Prof. Dr. Rauf Karasu’nun Haber7’de yayımlanan yazısında, Sayıştay’ın bir belediyenin araçlarda meydana gelen değer kaybını sigorta şirketinden tahsil etmemesini “kamu zararı” olarak tespit ettiği bildiriliyor. Karasu’ya göre, “Sayıştay araç değer kaybı bedelini sigorta şirketinden tahsil etmeyen belediyenin kamu zararına neden olduğunu tespit etti.”
Araç değer kaybı, kazadan sonra onarılan aracın, onarılmamış hâline kıyasla değerinin düşmesiyle ortaya çıkar. Karasu, “aracın trafik kazası sonucu hasarlanıp onarılmasından sonraki değeri ile hiç hasarlanmamış hâlindeki değeri arasındaki farka, değer kaybı denir” diyerek mevzuatın bu kapsamı açık biçimde düzenlediğini belirtiyor. 2021’de Karayolları Zorunlu Mali Sorumluluk Sigortası Kanunu’nun 90. maddesine yapılan değişiklikle bu tazminatın piyasa değeri, kullanılmışlık düzeyi, hasar tutarı gibi unsurları dikkate alarak hesaplanacağı hükme bağlanmış durumda.
Sayıştay raporlarında, kamu kuruluşlarının trafik kazasına karıştığında karşı taraf kusurlu olsa bile değer kaybı talep etmedikleri tespit edilmiş. Karasu, “trafik kazalarına karışan idare araçları için … karşı tarafın kusurlu olduğu hallerde herhangi bir değer düşüklüğü talebinde bulunulmadığı görülmüştür” ifadesiyle bu uygulamanın yaygınlığını vurguluyor. Yazara göre, şehir idareleri bu tür alacakları sistematik olarak takibe almadığında, kamunun kaynakları gereksiz şekilde zayıflatılmış oluyor.

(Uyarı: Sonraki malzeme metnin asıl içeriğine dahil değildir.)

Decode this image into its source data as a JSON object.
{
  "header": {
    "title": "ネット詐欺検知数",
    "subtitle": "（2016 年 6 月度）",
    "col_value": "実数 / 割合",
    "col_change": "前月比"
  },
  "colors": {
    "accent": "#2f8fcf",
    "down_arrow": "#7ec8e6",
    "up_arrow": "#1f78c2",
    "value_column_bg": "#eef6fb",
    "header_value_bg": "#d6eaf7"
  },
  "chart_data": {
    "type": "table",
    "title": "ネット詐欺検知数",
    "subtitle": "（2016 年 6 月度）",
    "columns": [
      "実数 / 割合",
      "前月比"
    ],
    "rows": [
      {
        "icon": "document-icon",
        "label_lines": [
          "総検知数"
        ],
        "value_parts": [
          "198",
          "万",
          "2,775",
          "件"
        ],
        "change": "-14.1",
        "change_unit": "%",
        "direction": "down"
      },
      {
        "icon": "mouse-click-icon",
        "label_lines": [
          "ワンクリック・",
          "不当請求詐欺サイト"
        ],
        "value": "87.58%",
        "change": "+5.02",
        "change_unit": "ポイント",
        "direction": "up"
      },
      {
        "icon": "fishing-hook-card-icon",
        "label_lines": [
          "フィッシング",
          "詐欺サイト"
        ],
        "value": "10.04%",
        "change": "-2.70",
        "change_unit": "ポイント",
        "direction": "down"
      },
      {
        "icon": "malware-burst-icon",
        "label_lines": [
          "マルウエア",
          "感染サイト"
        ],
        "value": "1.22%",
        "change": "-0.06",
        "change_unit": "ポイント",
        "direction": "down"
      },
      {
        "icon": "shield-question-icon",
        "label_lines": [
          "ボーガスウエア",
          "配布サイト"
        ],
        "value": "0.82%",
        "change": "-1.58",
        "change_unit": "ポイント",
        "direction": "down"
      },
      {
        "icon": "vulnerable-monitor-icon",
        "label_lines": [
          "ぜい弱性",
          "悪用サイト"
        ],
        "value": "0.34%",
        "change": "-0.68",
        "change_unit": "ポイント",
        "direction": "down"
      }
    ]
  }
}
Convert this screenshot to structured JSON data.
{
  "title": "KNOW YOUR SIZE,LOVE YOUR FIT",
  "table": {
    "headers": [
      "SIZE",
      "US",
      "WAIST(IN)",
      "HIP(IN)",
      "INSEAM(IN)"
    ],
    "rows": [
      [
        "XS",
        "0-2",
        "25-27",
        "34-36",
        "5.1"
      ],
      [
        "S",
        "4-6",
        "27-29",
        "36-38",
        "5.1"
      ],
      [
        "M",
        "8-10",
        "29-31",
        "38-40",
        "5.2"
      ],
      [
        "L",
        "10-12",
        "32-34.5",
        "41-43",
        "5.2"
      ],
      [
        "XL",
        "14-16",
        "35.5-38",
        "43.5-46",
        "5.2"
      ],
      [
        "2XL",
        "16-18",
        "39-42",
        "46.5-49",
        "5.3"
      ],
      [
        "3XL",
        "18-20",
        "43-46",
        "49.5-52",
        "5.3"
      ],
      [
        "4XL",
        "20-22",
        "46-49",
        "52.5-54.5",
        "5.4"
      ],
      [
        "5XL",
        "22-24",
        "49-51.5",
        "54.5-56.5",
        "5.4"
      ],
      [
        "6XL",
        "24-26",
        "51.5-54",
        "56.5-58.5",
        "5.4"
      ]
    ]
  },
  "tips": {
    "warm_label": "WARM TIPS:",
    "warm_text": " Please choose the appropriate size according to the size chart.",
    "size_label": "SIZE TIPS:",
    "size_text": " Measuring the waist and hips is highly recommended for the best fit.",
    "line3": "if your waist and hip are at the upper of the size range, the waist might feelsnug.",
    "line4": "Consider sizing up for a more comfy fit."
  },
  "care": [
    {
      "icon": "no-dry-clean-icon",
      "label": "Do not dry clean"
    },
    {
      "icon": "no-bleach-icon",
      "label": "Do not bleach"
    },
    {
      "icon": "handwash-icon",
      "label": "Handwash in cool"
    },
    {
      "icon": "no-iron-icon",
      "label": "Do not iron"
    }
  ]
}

Karasu, sorunların çözümü için kamu kurumları arasında değer kaybı alacaklarının düzenli denetimine, finansal sorumluluk bilincine ve Hazine ile Maliye Bakanlığı düzeyinde yönlendirici bir genelgeye ihtiyaç olduğunu savunuyor. Ayrıca, KTK 90. maddenin değer kaybı bölümüne dair Anayasa Mahkemesinin iptal kararının neticesinde, değer kaybı bedelinin yalnızca genel şartlara bağlı formüle göre belirlenemeyeceğini aktarıyor.